Reporter: Tendi Mahadi | Editor: Tendi Mahadi
KONTAN.CO.ID - JAKARTA. Dalam rentang waktu 3 bulan terakhir, Bank Indonesia (BI) secara bertahap melakukan penurunan suku bunga acuan BI 7-day Reverse Repo Rate (BI7DRR) sebesar 75 basis poin (bps) dari 6% menjadi 5,25 %.
Diambil dari siaran pers BI September lalu, kebijakan tersebut konsisten dengan prakiraan inflasi yang tetap rendah di bawah titik tengah sasaran dan imbal hasil investasi aset keuangan domestik yang tetap menarik, serta sebagai langkah pre-emptive untuk mendorong momentum pertumbuhan ekonomi domestik di tengah kondisi ekonomi global yang melambat.
Baca Juga: Tips menyusun portofolio saat saham genting dari Infovesta Utama
Kebijakan penurunan suku bunga yang dilakukan oleh BI juga diikuti oleh Lembaga Penjamin Simpanan (LPS) yang menurunkan suku bunga penjaminan simpanan rupiah pada bank umum sebesar 0,25% menjadi 6,50%. Pada akhirnya, kondisi tersebut tentunya akan berdampak terhadap imbal hasil yang diterima oleh nasabah.
Marsangap P. Tamba, Direktur Utama PT Danareksa Investment Management (DIM) mengatakan pasar obligasi mendapat berkah tersendiri dengan tren penurunan suku bunga yang terjadi saat ini, khususnya obligasi pemerintah.

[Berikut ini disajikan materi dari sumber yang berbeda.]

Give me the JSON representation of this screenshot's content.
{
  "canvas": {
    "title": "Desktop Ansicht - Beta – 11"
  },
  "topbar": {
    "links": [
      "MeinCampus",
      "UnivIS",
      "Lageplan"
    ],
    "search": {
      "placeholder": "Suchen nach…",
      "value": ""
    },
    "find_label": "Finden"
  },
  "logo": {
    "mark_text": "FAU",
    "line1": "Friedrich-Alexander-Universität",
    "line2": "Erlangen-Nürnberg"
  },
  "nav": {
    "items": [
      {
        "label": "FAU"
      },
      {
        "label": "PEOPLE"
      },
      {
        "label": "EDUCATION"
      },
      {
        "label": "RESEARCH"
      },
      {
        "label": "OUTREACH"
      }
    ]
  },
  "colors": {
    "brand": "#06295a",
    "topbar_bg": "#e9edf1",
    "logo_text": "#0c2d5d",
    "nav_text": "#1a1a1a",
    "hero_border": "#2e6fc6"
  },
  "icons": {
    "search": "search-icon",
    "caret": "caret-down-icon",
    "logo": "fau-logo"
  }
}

Berdasarkan infovesta.com per akhir September 2019, dalam kurun waktu 3 bulan, infovesta government bond index mencatatkan kenaikan sebesar 1,79% mengalahkan kinerja dari Indeks Harga Saham Gabungan (IHSG) yang dalam periode yang sama memberikan kinerja -2,98 %.

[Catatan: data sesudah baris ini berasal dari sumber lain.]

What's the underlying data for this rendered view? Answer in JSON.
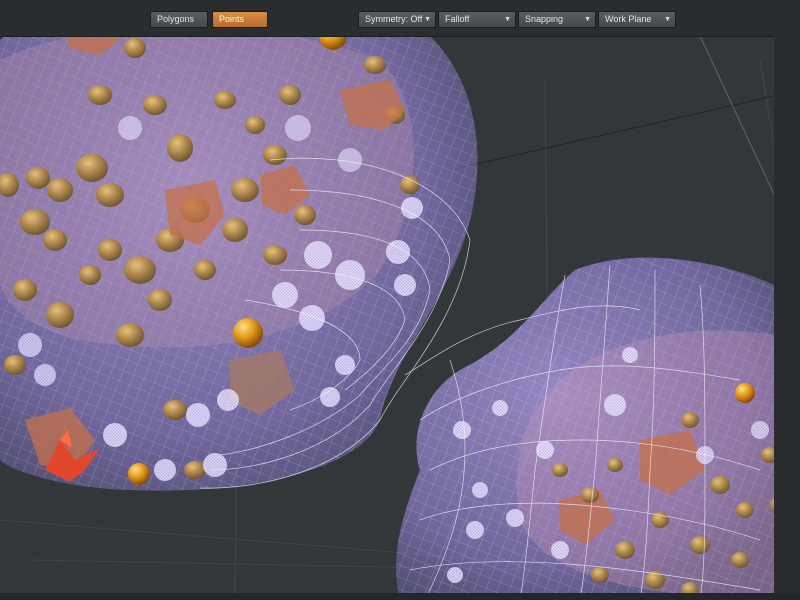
{
  "toolbar": {
    "buttons": [
      {
        "label": "Polygons",
        "active": false
      },
      {
        "label": "Points",
        "active": true
      }
    ],
    "dropdowns": [
      {
        "label": "Symmetry: Off"
      },
      {
        "label": "Falloff"
      },
      {
        "label": "Snapping"
      },
      {
        "label": "Work Plane"
      }
    ],
    "caret_glyph": "▼"
  },
  "viewport": {
    "name": "3d-perspective-viewport",
    "background": "#323739",
    "scene": "cell-membrane-meshes"
  }
}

“Kami melihat sampai dengan akhir tahun 2019, pasar masih akan di penuhi oleh volatilitas yang tinggi karena isu perang dagang yang belum mereda serta kebijakan suku bunga rendah dari bank sentral guna menetralkan efek negatif dari perang dagang,” ujar Marsangap dalam keterangannya, Rabu (23/10).
Baca Juga: Manajer investasi belum melirik ORI sebagai aset reksadana terproteksi
Konsensus memperkirakan mayoritas bank sentral, seperti Amerika Serikat, Eropa dan juga negara lain akan kembali melakukan 1 kali penurunan suku bunga acuan di sisa tahun 2019. Sementara Bank Indonesia diperkirakan juga akan melakukan langkah serupa mengingat nilai tukar mata uang Rupiah yang stabil.

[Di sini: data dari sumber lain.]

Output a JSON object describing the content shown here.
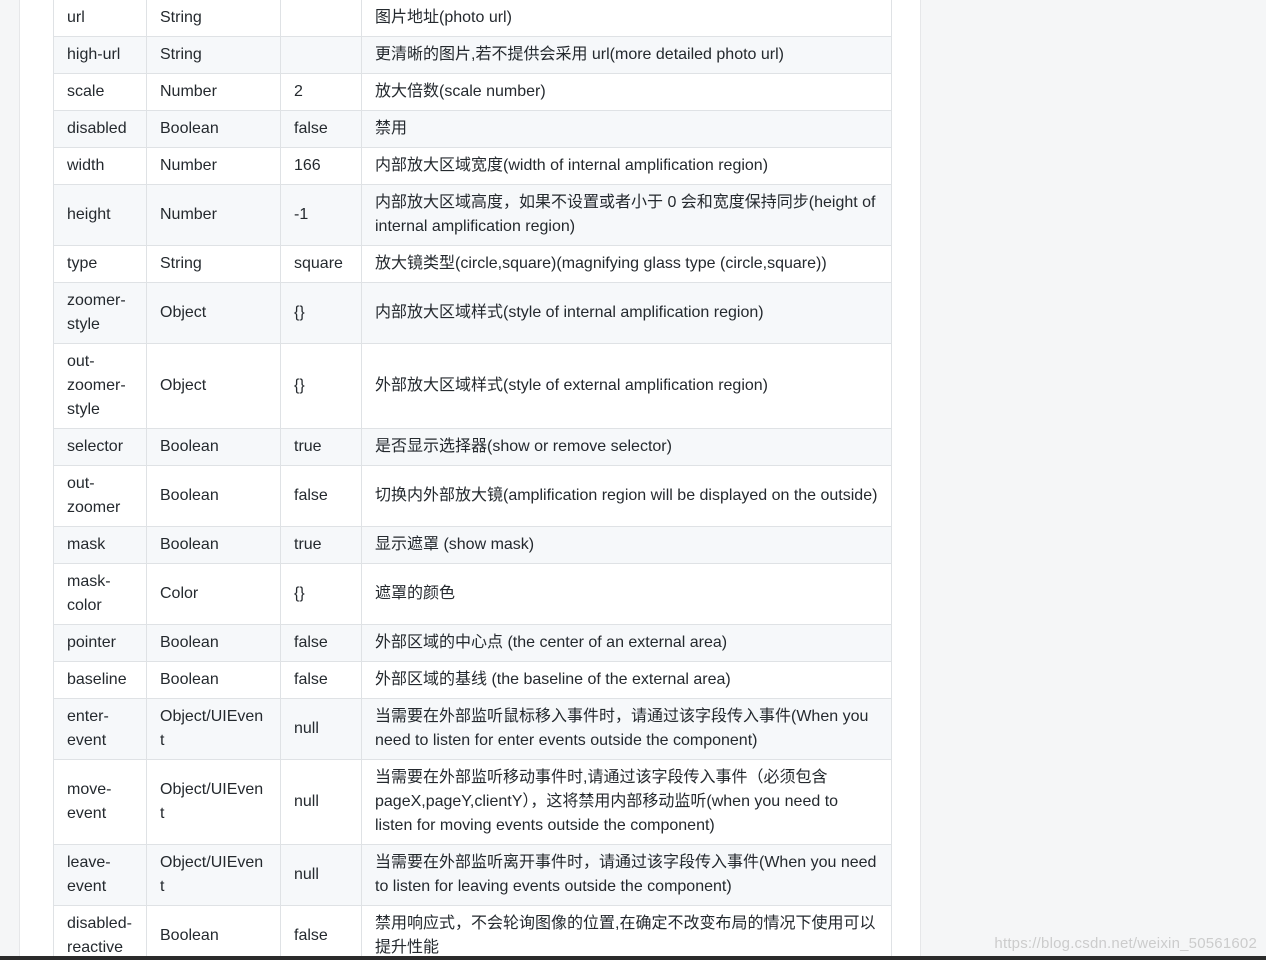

“Dengan melihat kondisi sebagaimana tersebut di atas, investasi pada reksadana pendapatan tetap merupakan instrumen investasi yang tepat. DIM memiliki 2 reksadana pendapatan tetap unggulan yang dapat menjadi pilihan bagi investor untuk melakukan investasi, yaitu Danareksa Melati Pendapatan Utama dan Danareksa Melati Premium Dollar,” katanya.
Danareksa Melati Pendapatan Utama merupakan reksadana pendapatan tetap berdenominasi Rupiah yang memiliki strategi berinvestasi pada obligasi pemerintah dan/atau obligasi korporasi dengan rating minimal A.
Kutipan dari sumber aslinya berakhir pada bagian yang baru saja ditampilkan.